Un affrontement créant un précédent
Les demandes du Nouveau-Mexique en matière d'injonctions vont au-delà des sanctions financières, visant à modifier fondamentalement le fonctionnement des plateformes de Meta pour les jeunes utilisateurs. Le procureur général Raúl Torrez demande au tribunal d'imposer des interdictions permanentes pour les adultes prédateurs, des algorithmes de recommandation plus sûrs et la nomination d'un contrôleur indépendant de la sécurité des enfants supervisé par le tribunal. "Ce serait un moment véritablement historique qu'un tribunal de district ordonne ce genre de mesures et que Meta crée une nouvelle norme pour la sécurité des enfants", a déclaré Torrez.
Meta, dans un document judiciaire, a rétorqué que les exigences de l'État sont impraticables et ne tiennent pas compte des réalités d'Internet. La société a spécifiquement souligné la demande d'une précision de 99 % pour vérifier que les enfants utilisateurs ont au moins 13 ans. « En pratique, cette exigence oblige effectivement Meta à fermer ses services — pour tous les utilisateurs de l'État — ou à se conformer à des obligations impossibles », a déclaré la société.
Un combat national dans un seul État
La bataille juridique est le point focal d'une remise en question nationale plus large sur l'impact des réseaux sociaux sur la santé mentale des jeunes. Plus de 40 procureurs généraux d'États ont intenté des poursuites contre Meta, alléguant que l'entreprise contribue à une crise de la santé mentale chez les jeunes. Alors que la plupart de ces cas sont poursuivis devant les tribunaux fédéraux, celui du Nouveau-Mexique est le plus avancé, ce qui rend son issue particulièrement significative.

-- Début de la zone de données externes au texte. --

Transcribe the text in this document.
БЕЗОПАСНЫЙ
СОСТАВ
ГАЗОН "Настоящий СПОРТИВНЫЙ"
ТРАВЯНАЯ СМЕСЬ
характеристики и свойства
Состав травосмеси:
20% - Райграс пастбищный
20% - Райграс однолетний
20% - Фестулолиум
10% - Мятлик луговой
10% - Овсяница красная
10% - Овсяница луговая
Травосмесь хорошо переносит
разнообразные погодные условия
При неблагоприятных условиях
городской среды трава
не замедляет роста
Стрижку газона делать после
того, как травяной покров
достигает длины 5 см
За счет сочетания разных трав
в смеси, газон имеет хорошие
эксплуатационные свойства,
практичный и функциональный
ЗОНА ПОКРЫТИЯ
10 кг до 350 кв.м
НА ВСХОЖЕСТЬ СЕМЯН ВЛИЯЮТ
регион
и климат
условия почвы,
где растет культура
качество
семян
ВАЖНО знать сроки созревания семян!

Torrez a qualifié la menace de Meta de « tactique de temporisation », exprimant ses doutes quant au fait que l'entreprise abandonnerait un marché, même petit, alors qu'elle fait face à des dizaines de défis juridiques similaires dans tout le pays. « Je doute fort qu'ils soient disposés et capables d'éteindre les lumières de leur produit dans tout le pays », a-t-il déclaré. Cette situation rappelle la décision de Meta en 2023 de bloquer le contenu d'actualité au Canada en réponse à une nouvelle loi exigeant des paiements aux éditeurs, une décision qui a suscité des critiques lors d'une crise de feux de forêt.